You can set and adjust CPC bids at different levels:

  • Ad Group level: Useful for managing groups of products or categories.
  • SKU level: Ideal for fine-tuning bids on individual products.
  • Keyword level: Helps you focus on high-performing search terms.

Increase CPCs to improve delivery

If your campaign isn’t spending its full budget, increasing CPCs at the ad group level can help improve delivery and visibility.

Optimize for ROAS

To hit your return on ad-spend goals, monitor performance by SKU, placement and keyword. Adjust bids where it is needed to shift spend toward the most efficient areas.

Keyword strategy recommendations

A strong keyword strategy is essential to reaching the right shoppers at the right time. These recommendations will help you strike the ideal balance between automation and customization.

Harness the automated keyword model

The model automatically assigns over 200 keywords to each product, achieving an average relevancy rate of 92%, which is substantially higher than the 39% typically seen with manual keyword selection. This automation ensures a broader, more accurate reach, especially valuable when historical keyword data is limited.

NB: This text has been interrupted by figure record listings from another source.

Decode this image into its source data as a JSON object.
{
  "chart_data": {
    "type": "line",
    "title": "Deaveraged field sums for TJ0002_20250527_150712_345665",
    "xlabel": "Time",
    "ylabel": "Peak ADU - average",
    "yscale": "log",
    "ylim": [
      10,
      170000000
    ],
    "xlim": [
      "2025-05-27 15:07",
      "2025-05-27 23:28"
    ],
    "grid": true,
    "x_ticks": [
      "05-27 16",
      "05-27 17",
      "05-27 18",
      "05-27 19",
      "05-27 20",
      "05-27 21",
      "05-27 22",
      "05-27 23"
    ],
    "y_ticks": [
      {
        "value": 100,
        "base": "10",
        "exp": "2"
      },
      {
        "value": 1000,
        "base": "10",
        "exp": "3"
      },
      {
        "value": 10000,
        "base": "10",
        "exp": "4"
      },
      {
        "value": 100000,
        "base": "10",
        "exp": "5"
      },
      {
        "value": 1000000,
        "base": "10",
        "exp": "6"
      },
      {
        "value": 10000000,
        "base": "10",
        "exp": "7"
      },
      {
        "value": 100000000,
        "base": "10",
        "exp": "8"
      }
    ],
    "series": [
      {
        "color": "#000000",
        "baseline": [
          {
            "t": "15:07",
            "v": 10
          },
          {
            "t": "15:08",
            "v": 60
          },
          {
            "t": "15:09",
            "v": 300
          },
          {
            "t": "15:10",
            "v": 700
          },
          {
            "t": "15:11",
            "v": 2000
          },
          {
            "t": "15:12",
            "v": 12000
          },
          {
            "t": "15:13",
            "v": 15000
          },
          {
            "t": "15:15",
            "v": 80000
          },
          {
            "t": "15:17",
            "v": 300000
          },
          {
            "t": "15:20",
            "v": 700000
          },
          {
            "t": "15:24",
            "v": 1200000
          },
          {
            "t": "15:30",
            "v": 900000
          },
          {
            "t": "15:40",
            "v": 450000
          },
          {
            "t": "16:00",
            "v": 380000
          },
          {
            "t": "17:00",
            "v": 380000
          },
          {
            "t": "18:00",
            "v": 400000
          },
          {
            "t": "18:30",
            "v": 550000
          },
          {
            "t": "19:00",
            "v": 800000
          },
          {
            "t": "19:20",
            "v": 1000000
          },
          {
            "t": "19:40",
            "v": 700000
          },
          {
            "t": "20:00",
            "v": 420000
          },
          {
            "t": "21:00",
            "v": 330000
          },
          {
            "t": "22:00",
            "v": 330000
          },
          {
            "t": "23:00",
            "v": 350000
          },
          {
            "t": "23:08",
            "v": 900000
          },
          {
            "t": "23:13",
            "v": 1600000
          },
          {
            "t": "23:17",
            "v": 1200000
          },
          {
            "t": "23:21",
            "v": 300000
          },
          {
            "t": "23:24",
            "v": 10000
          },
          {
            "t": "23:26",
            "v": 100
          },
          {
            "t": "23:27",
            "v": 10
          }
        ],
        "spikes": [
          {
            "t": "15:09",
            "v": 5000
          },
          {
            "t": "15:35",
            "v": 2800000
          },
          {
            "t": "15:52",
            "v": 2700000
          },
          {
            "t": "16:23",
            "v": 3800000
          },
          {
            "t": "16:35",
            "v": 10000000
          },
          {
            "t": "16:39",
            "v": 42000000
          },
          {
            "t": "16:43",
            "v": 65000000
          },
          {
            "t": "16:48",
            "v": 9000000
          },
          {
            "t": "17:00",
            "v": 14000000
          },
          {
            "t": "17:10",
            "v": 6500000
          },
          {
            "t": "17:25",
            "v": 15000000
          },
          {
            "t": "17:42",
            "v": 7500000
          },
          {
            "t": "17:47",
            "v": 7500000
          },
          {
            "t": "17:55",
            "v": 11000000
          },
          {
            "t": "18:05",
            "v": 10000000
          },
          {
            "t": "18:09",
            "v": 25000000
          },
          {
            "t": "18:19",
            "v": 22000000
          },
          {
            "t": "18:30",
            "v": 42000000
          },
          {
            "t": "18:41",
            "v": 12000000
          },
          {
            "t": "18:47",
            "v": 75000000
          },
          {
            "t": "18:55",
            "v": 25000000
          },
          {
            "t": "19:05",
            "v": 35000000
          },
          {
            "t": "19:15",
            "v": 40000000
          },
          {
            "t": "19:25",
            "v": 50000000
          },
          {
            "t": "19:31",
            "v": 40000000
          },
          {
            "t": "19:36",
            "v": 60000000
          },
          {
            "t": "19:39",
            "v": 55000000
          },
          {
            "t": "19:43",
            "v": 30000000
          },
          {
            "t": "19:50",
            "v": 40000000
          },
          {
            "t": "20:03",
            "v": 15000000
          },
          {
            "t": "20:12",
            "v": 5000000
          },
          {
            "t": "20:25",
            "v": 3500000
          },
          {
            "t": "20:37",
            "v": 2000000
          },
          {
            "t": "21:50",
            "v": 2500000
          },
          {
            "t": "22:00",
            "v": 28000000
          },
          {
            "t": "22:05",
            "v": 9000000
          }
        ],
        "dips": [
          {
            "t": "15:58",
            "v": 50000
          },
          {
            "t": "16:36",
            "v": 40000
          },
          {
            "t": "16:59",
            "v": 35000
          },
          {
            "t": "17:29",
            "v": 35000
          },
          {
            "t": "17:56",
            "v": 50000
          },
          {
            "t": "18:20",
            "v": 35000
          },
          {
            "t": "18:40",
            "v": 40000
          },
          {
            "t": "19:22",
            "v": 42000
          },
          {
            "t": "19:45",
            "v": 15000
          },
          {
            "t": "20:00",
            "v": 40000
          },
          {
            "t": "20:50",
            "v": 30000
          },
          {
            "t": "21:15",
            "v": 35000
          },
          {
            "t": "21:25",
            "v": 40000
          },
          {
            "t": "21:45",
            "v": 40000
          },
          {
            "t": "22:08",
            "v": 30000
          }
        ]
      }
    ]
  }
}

Let the optimizer maximize your investment

The optimization engine intelligently allocates your budget across the top-performing keyword and SKU combinations. This ensures your spend is continuously directed toward the most effective pairings; no manual adjustments are required.

Expand reach with positive keywords

To scale beyond the automated model, you can manually add positive keywords. This is ideal for targeting specific search terms that align with your objectives or promotional strategies.

Refine targeting with negative keywords

Improve campaign efficiency by adding negative keywords based on low performance, poor ROAS or strategic exclusions. This helps eliminate spend on irrelevant or underperforming queries.

Control CPCs at the keyword level

Manually adjust CPC bids at the keyword level to boost investment in high-performing terms or reduce exposure on underperforming keywords. This level of control is especially useful when fine-tuning campaigns to meet ROAS or budget goals.